La convocatoria busca que el director general de la Comisión Nacional del Agua (CONAGUA), Darío González, así como diputados federales y senadores potosinos, expliquen cómo la reforma impactará a los pozos y a quienes se dedican al traslado del recurso hídrico en la entidad.
El consejero nacional de la AMOTAC, Raúl Torres Mendoza, advirtió que la nueva legislación ya está generando afectaciones directas, como la clausura de pozos en distintos puntos del Estado, sin que los piperos hayan sido informados o considerados durante el proceso de discusión y aprobación de la ley.
Recordó que la Ley General de Aguas, avalada en diciembre de 2025, incorpora modificaciones relevantes, entre ellas el reconocimiento del derecho humano al agua, con prioridad al uso personal y doméstico, así como limitaciones a la cesión o transferencia de concesiones, dejando estos procesos exclusivamente en manos de CONAGUA.

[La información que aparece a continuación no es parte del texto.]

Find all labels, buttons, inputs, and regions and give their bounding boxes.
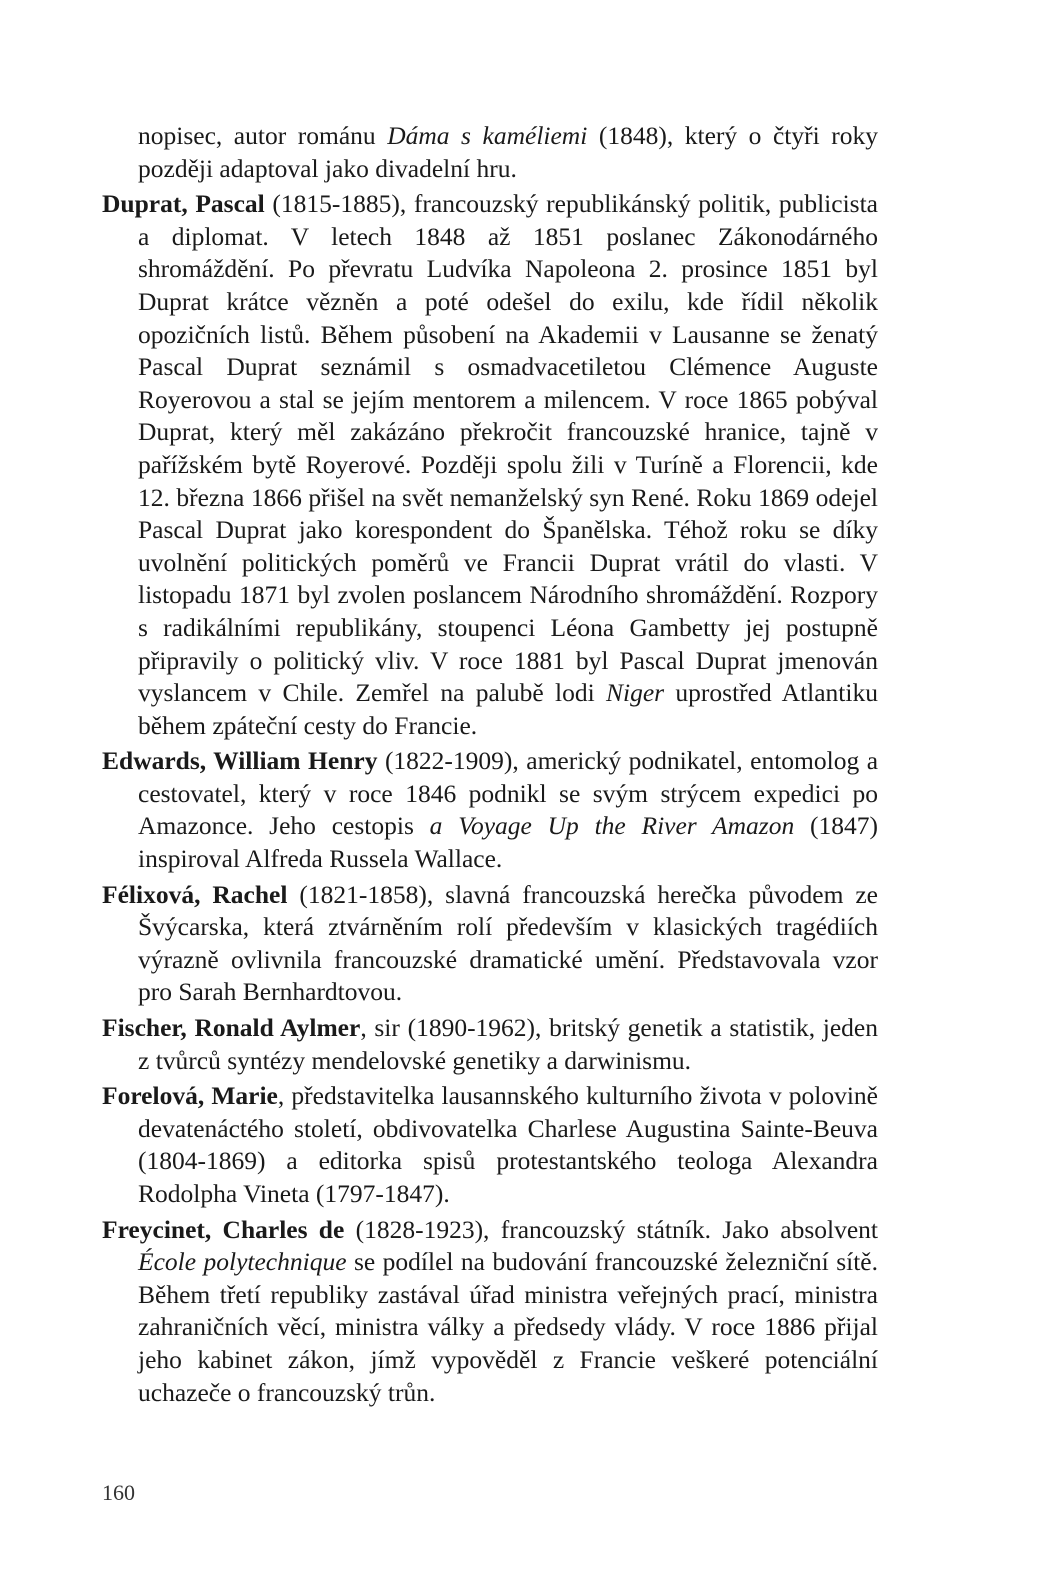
italic-title: Dáma s kaméliemi (387, 121, 588, 150)
entry-text: (1822-1909), americký podnikatel, entomolog a cestovatel, který v roce 1846 podnikl se svým strýcem expedici po Amazonce. Jeho cestopis (138, 746, 879, 841)
entry-text: (1828-1923), francouzský státník. Jako absolvent (344, 1214, 878, 1244)
entry-text: (1847) inspiroval Alfreda Russela Wallace. (138, 811, 878, 874)
entry-text: nopisec, autor románu (138, 121, 388, 150)
entry-text: uprostřed Atlantiku během zpáteční cesty do Francie. (138, 678, 878, 740)
glossary-entry (102, 1012, 878, 1077)
entry-text: (1848), který o čtyři roky později adaptoval jako divadelní hru. (138, 121, 878, 183)
entry-term: Fischer, Ronald Aylmer (102, 1013, 361, 1043)
glossary-entry (102, 188, 878, 742)
entry-text: se podílel na budování francouzské železniční sítě. Během třetí republiky zastával úřad ministra veřejných prací, ministra zahraničních věcí, ministra války a předsedy vlády. V roce 1886 přijal jeho kabinet zákon, jímž vypověděl z Francie veškeré potenciální uchazeče o francouzský trůn. (138, 1247, 878, 1407)
italic-title: a Voyage Up the River Amazon (429, 811, 795, 841)
entry-text: , sir (1890-1962), britský genetik a statistik, jeden z tvůrců syntézy mendelovské genetiky a darwinismu. (138, 1013, 878, 1075)
entry-text: (1815-1885), francouzský republikánský politik, publicista a diplomat. V letech 1848 až 1851 poslanec Zákonodárného shromáždění. Po převratu Ludvíka Napoleona 2. prosince 1851 byl Duprat krátce vězněn a poté odešel do exilu, kde řídil několik opozičních listů. Během působení na Akademii v Lausanne se ženatý Pascal Duprat seznámil s osmadvacetiletou Clémence Auguste Royerovou a stal se jejím mentorem a milencem. V roce 1865 pobýval Duprat, který měl zakázáno překročit francouzské hranice, tajně v pařížském bytě Royerové. Později spolu žili v Turíně a Florencii, kde 12. března 1866 přišel na svět nemanželský syn René. Roku 1869 odejel Pascal Duprat jako korespondent do Španělska. Téhož roku se díky uvolnění politických poměrů ve Francii Duprat vrátil do vlasti. V listopadu 1871 byl zvolen poslancem Národního shromáždění. Rozpory s radikálními republikány, stoupenci Léona Gambetty jej postupně připravily o politický vliv. V roce 1881 byl Pascal Duprat jmenován vyslancem v Chile. Zemřel na palubě lodi (138, 189, 879, 708)
entry-term: Félixová, Rachel (102, 879, 288, 909)
italic-title: Niger (606, 678, 665, 708)
entry-term: Edwards, William Henry (102, 746, 378, 776)
glossary-text (102, 120, 878, 1412)
entry-continuation (102, 120, 878, 185)
entry-term: Forelová, Marie (102, 1081, 278, 1111)
page-number: 160 (102, 1480, 135, 1505)
italic-title: École polytechnique (138, 1247, 347, 1277)
entry-term: Duprat, Pascal (102, 189, 265, 219)
glossary-entry (102, 1080, 878, 1210)
entry-text: , představitelka lausannského kulturního života v polovině devatenáctého století, obdivovatelka Charlese Augustina Sainte-Beuva (1804-1869) a editorka spisů protestantského teologa Alexandra Rodolpha Vineta (1797-1847). (138, 1081, 878, 1208)
glossary-entry (102, 1214, 878, 1410)
entry-term: Freycinet, Charles de (102, 1214, 345, 1244)
glossary-entry (102, 879, 878, 1009)
entry-text: (1821-1858), slavná francouzská herečka původem ze Švýcarska, která ztvárněním rolí především v klasických tragédiích výrazně ovlivnila francouzské dramatické umění. Představovala vzor pro Sarah Bernhardtovou. (138, 879, 878, 1007)
glossary-entry (102, 745, 878, 875)
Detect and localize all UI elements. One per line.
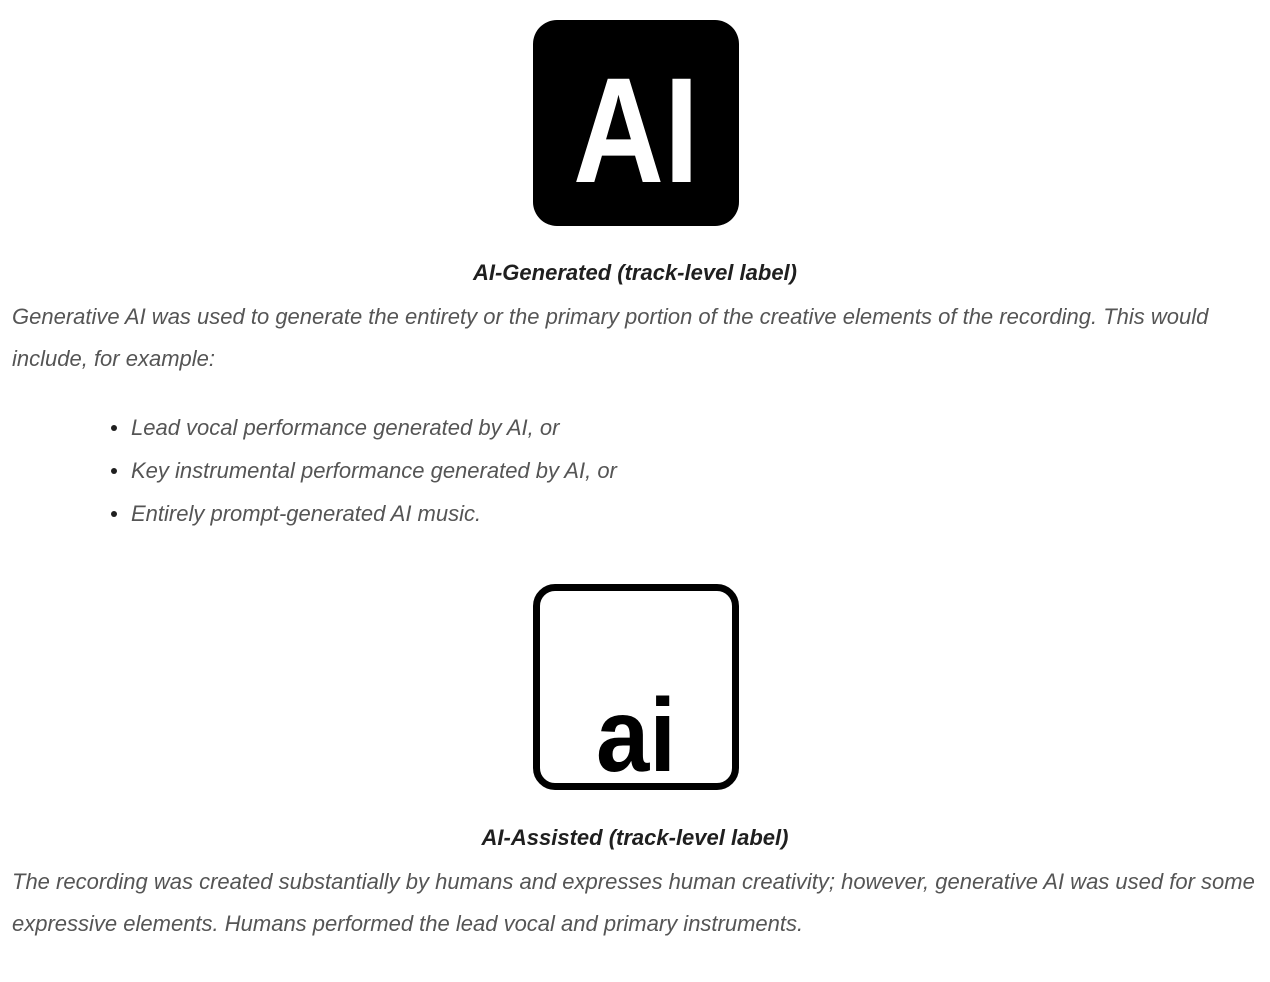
list-item bbox=[108, 492, 617, 535]
ai-generated-description: Generative AI was used to generate the entirety or the primary portion of the creative elements of the recording. This would include, for example: bbox=[12, 304, 1209, 371]
ai-generated-examples-list bbox=[108, 406, 617, 535]
list-item-text: Entirely prompt-generated AI music. bbox=[131, 501, 482, 526]
bullet-icon bbox=[111, 468, 117, 474]
ai-assisted-icon-graphic bbox=[540, 591, 732, 783]
list-item bbox=[108, 449, 617, 492]
ai-assisted-icon-text: ai bbox=[596, 678, 676, 783]
ai-generated-icon bbox=[533, 20, 739, 226]
ai-generated-heading: AI-Generated (track-level label) bbox=[472, 260, 797, 285]
list-item bbox=[108, 406, 617, 449]
ai-assisted-icon bbox=[533, 584, 739, 790]
bullet-icon bbox=[111, 425, 117, 431]
bullet-icon bbox=[111, 511, 117, 517]
ai-generated-icon-text: AI bbox=[573, 46, 699, 214]
ai-assisted-description: The recording was created substantially by humans and expresses human creativity; however, generative AI was used for some expressive elements. Humans performed the lead vocal and primary instruments. bbox=[12, 869, 1255, 936]
ai-assisted-heading: AI-Assisted (track-level label) bbox=[481, 825, 789, 850]
list-item-text: Key instrumental performance generated by AI, or bbox=[131, 458, 617, 483]
ai-generated-icon-graphic bbox=[533, 20, 739, 226]
list-item-text: Lead vocal performance generated by AI, or bbox=[131, 415, 560, 440]
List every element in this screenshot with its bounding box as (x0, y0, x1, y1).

Torres Mendoza subrayó la necesidad de que las autoridades federales abran un diálogo con el gremio, al señalar que en San Luis Potosí operan más de 400 piperos, quienes demandan transparencia y certeza jurídica para continuar con su actividad sin riesgos.
Añadió que la reforma ha provocado incertidumbre y temor entre los operadores, especialmente por el endurecimiento del régimen sancionador. La ley contempla nuevos delitos hídricos y multas que pueden alcanzar hasta 50 mil Unidades de Medida y Actualización (UMA), lo que equivale a aproximadamente 657 mil pesos por faltas consideradas graves.
Finalmente, el dirigente transportista criticó que los legisladores federales potosinos no hayan tomado en cuenta a este sector al momento de aprobar la reforma, por lo que ahora, dijo, el gremio exige ser escuchado antes de que las afectaciones sean irreversibles.